Cinematography: Director of Photography was Anthony Dod Mantle from Oxford, England. Anthony is also known for filming two episodes of “Wallander” and currently working on a new film called “In The Heart of the Sea”. I noticed a lot of reflection of light from above in many scenes, which was nice for dramatic effects. Sometimes the main characters in the background would be “framed” by the unfocused people or objects in front of them until the characters would eventually come towards the camera and lose the unfocused frame. I thought this was clever as the main characters were indeed inside a bubble of their lives surrounded by evil encounters and the general bustle of life in India.
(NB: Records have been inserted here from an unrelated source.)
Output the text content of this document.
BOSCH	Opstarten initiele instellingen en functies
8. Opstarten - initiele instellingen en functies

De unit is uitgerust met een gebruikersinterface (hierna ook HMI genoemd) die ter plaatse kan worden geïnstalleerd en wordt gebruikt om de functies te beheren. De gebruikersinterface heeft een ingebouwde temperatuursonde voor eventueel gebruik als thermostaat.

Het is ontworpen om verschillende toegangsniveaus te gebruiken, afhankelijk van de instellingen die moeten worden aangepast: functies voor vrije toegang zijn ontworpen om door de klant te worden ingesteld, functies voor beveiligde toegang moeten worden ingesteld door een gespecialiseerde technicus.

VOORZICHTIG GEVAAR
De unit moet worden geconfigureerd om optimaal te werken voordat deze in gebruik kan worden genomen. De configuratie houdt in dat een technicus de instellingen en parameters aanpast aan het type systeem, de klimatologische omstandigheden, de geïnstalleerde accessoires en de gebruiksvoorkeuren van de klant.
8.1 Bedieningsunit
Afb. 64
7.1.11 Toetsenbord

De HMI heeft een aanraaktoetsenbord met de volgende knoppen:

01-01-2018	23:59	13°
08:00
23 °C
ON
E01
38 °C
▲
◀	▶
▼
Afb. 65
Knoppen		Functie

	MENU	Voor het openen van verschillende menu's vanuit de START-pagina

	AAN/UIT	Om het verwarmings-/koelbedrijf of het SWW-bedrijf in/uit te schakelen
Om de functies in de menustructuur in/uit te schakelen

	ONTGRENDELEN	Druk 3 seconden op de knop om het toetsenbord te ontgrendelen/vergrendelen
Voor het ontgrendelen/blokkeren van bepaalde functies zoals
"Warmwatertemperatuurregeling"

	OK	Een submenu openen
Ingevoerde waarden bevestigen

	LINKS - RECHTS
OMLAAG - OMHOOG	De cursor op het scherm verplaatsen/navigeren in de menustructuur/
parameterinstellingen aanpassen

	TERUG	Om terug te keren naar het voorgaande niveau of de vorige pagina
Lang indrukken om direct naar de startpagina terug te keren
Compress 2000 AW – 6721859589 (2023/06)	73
If the main characters were to be constantly in focus and filling the main screen of the movie at all times, it would lose all effect in what the storyline was trying to convey. The end scene was perfect where it just had the two main characters with each other and there was nothing “framing” them which allowed the viewer to have the full impact of what that scene finally meant to the both of them. Freedom.
Music score: A.R. Rahman produced the musical score for this film. I have had the English version of “Jai ho” on my ipod for a few years now, but it was great to finally hear the song in its original language. Rahman mixed Western sounds with a twist of techno, fine orchestra and vibrant vocals for most of the scores. Music from India has some of the romantic song lyrics I have ever heard and this comes from watching numerous Indian films. The lyrics of “Dreams on Fire” is sweet. The humming version of the song is called “Latika’s Theme”. “Liquid Dance” and “Ringa Ringa” are two of my favorite songs from the film.
Jamal: I knew you’d be watching.
Latika: I thought we would meet only in death.
Jamal: This is our destiny.
Latika: Kiss me.
Audience reaction: Two thumbs up!
Relatability: It was suggested for me to watch this film, so I had to comply, of course. I had heard of this movie many years ago, but for some reason or another, I never got a chance to watch it. All I knew about it was that it had to do with a game show. That was it. Nothing else. Which was perfect, because sometimes I like going into a movie knowing absolutely nothing about it and having an open mind. The only thing I could relate to in this film was of the street children. In Brazil, we would meet many of them and visit the organization that would help them out. One day, we were walking and we would see these 12 year old boys sniffing glue and approach us with glazed and bloodshot eyes asking for money. They were so high, it was sad to see, but this was their way of life. The organization in my city in Brazil would help these children get off the street and get them help. It was interesting to hear their stories of life on the streets and their hopes and dreams. In Rio, when I was 12 years old, my mom and I were surrounded by some street boys who wanted to steal our watches and money. They didn’t take much, but they are smart in how they work together as a team in robbing people. Many of them would wear 2 t-shirts when they robbed people. Once they ran off with the money, they would take the first shirt off exposing a different color underneath as not to be identified by the eye-witness of the robbed. Is this movie worth watching? Yes, and that is my final answer.